Poet-Librarians in the Library of Babel is a compendium of experimental essays, creative meditations, non-fiction accounts, and lyrical explorations that challenge, redefine, and/or widen perspectives on subjects related to libraries and librarianship. These subjects encompass abstractions such as silence, knowledge, questioning, solitude, information, access, truth, organization, preservation, alphabetical order, digitization, and memory to such concretenesses as bookshelves, archives, mildew, the Patriot Act, scholars, pencils, catalogs, and the list goes on.
21st century librarianship employs a wide array of languages, from the language of scholarly communication to the vocabulary and syntax of computer science, from customer service at the circulation desk to the rhetoric one exercises when asking donors for funds, from the language of government in which state-funded institutions must participate to the very modern language of branding. Libraries are well known for providing services that blur and cut across social layers such as class, ethnicity, and religion. The ways in which libraries use, experiment, and translate the various languages of the profession support the aforementioned blurring and strengthen "core library values." This anthology adds another language to the mix---a language of hybridity, exploration, creativity, and experimentation; a language that is missing from today's critical librarianship landscape.
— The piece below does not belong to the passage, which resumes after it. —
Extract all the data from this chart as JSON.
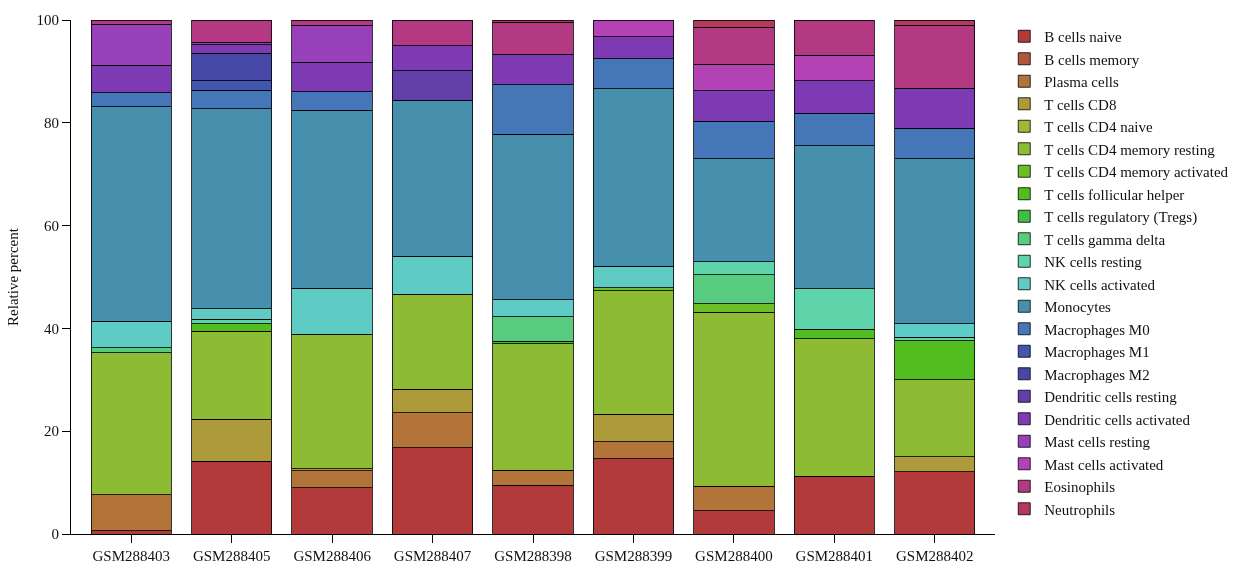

The audience for this book includes creative writers, librarians and other information professionals, artists who have chosen careers besides that of the traditional professor, and library scholars.
Sommer Browning is Head of Resource Management at Auraria Library in Denver, Colorado. Her most recent books include the poetry collection, Backup Singers (Birds, LLC; 2014), and The Circle Book (Cuneiform, 2015). She holds an MSLIS from Long Island University and an MFA from the University of Arizona.
Shannon Tharp is a Collection Development Librarian at the University of Wyoming Libraries. She is also the author of the poetry collections The Cost of Walking (Skysill Press, 2011) and Vertigo in Spring (The Cultural Society, 2013). She holds a MLIS and a MFA in Creative Writing from the University of Washington.